Auf der Unterseite der Petalen sind vereinzelt Drüsenhaare vorhanden.
Die Basis des mittleren Kronblatts der Unterlippe weist einen
grüngelblichen Fleck auf, der sich auch etwas in die Kronröhre
fortsetzt. Die Kronröhre hat eine zylindrische Form, die sich zum Ende
hin verjüngt, und ist 6 bis 9 mm lang. Die Kronröhre hat eine
dunkelviolette Farbe mit leichter parallel verlaufender Aderung, wobei
die Farbe zum Sporn hin weißlich wird. Die
Außenseite der Kronröhre ist mit Drüsenhaaren besetzt. An die Kronröhre
schließt sich der fast zylinderförmige, 3 bis 5 mm lange Sporn an. Der
Sporn ist hellgrün bis olivgrün gefärbt (die Autoren geben
fälschlicherweiße die Farbe des Sporns mit weiß an) und am Ende
rundlich und manchmal leicht verdickt.
Manche
Autoren sehen P. medusina nur als eine Variante von
P. heterophylla an. Allerdings
unterscheidet sich das Habitat und die klimatischen Verhältnisse am
Standort deutlich von den bekannten Habitaten von
P.
heterophylla. Weitere Unterscheidungsmerkmale liegen laut Zamudio
und
Studnička in
der
Größe und Form der Kronblätter, der Überlappung der Petalen der
Unterlippe (nur bei P. heterophylla vorhanden), der
Ausfärbung der
Petalen, der Form
und Größe der Kronröhre sowie der Zeitpunkt der Blüte. Die Ausbildung
von
Tochterpflanzen am Blattende von Sommerblättern ist allerdings eine
Eigenschaft, die man auch bei Populationen von P. heterophylla
beobachten kann, allerdings ist der Prozentsatz an Blättern, die
Tochterpflanzen bilden, sehr viel geringer als bei P. medusina.

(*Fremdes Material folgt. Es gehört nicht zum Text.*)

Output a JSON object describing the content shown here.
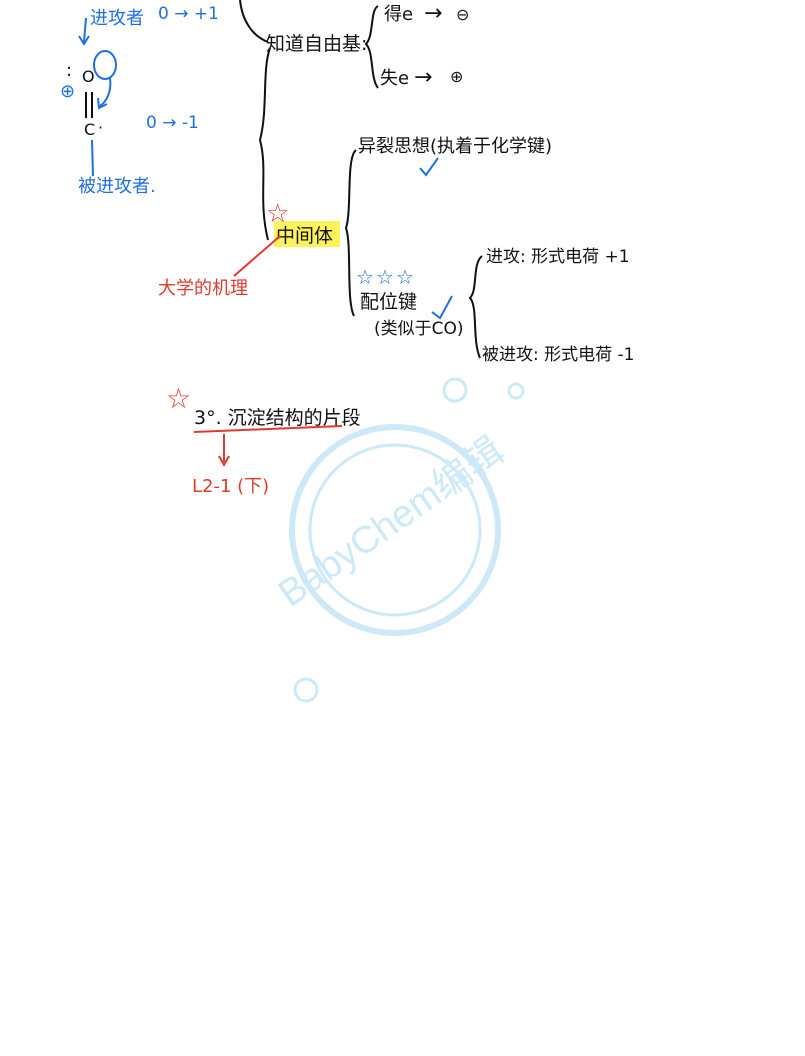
{
  "colors": {
    "ink": "#111111",
    "blue": "#1f6fe0",
    "red": "#e03a2e",
    "highlight": "#fff25a",
    "watermark": "#cde9f7"
  },
  "left_sketch": {
    "attacker_label": "进攻者",
    "attacker_change": "0 → +1",
    "oxygen": "O",
    "lone_pair": ":",
    "plus_charge": "⊕",
    "carbon": "C",
    "carbon_dot": "·",
    "attacked_change": "0 → -1",
    "attacked_label": "被进攻者."
  },
  "tree": {
    "free_radical": "知道自由基:",
    "gain_e": "得e",
    "lose_e": "失e",
    "arrow": "→",
    "minus_circle": "⊖",
    "plus_circle": "⊕",
    "intermediate": "中间体",
    "mechanism_label": "大学的机理",
    "heterolysis": "异裂思想(执着于化学键)",
    "coordinate_bond": "配位键",
    "coordinate_note": "(类似于CO)",
    "attacker_branch": "进攻: 形式电荷 +1",
    "attacked_branch": "被进攻: 形式电荷 -1",
    "check": "✓",
    "star": "☆"
  },
  "section3": {
    "title": "3°. 沉淀结构的片段",
    "ref": "L2-1 (下)"
  },
  "watermark": {
    "text": "BabyChem编辑"
  }
}
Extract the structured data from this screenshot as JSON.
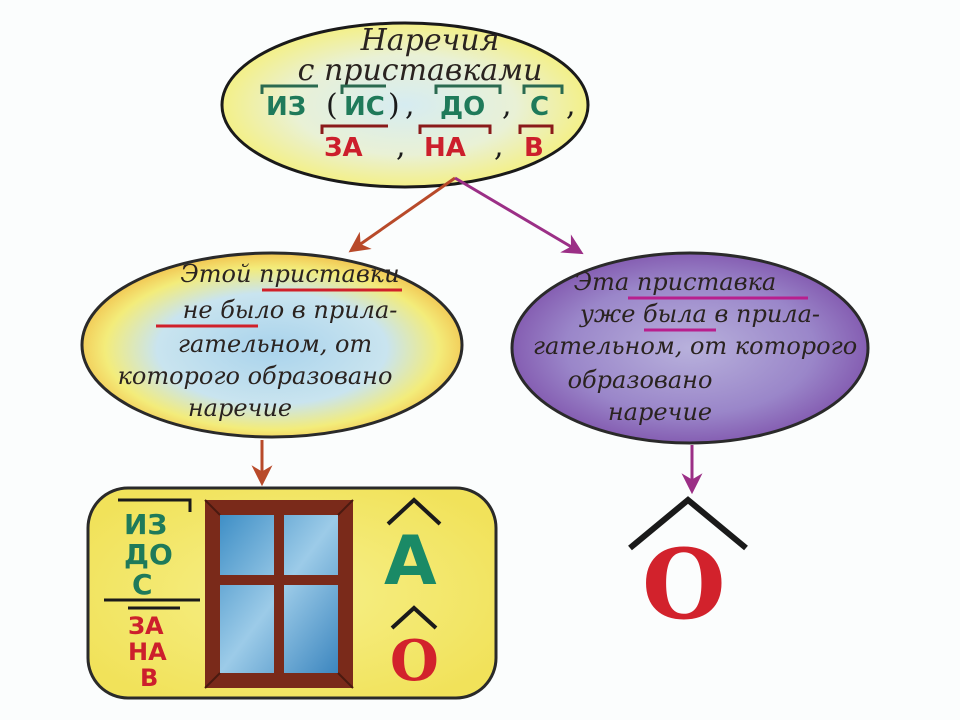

Bei der Kultur von P. medusina
ist darauf zu
achten, dass man die sich im Substrat befindenden Winterrosetten recht
trocken kultiviert, sonst besteht die Gefahr, dass die Pflanzen
verfaulen. Ab April/Mai kann man das Substrat etwas feuchter halten,
sobald die ersten Sommerblätter aus der Winterrosette
erscheinen.
Während der Sommermonate sollte man die Pflanzen feucht halten,
allerdings ist eine dauerhafte Kultur im Anstauverfahren nicht zu
empfehlen. Als Substrat ist Gips nicht unbedingt notwendig. Die Kultur
einem gut durchlüfteten (grobporigen) mineralischen Substrat
zeigte sehr gute Kulturerfolge. Ab Oktober sollte man die Wassergaben
wieder reduzieren und nach Ausbildung der Winterrosette sollten die
Pflanzen wieder recht trocken kultiviert werden.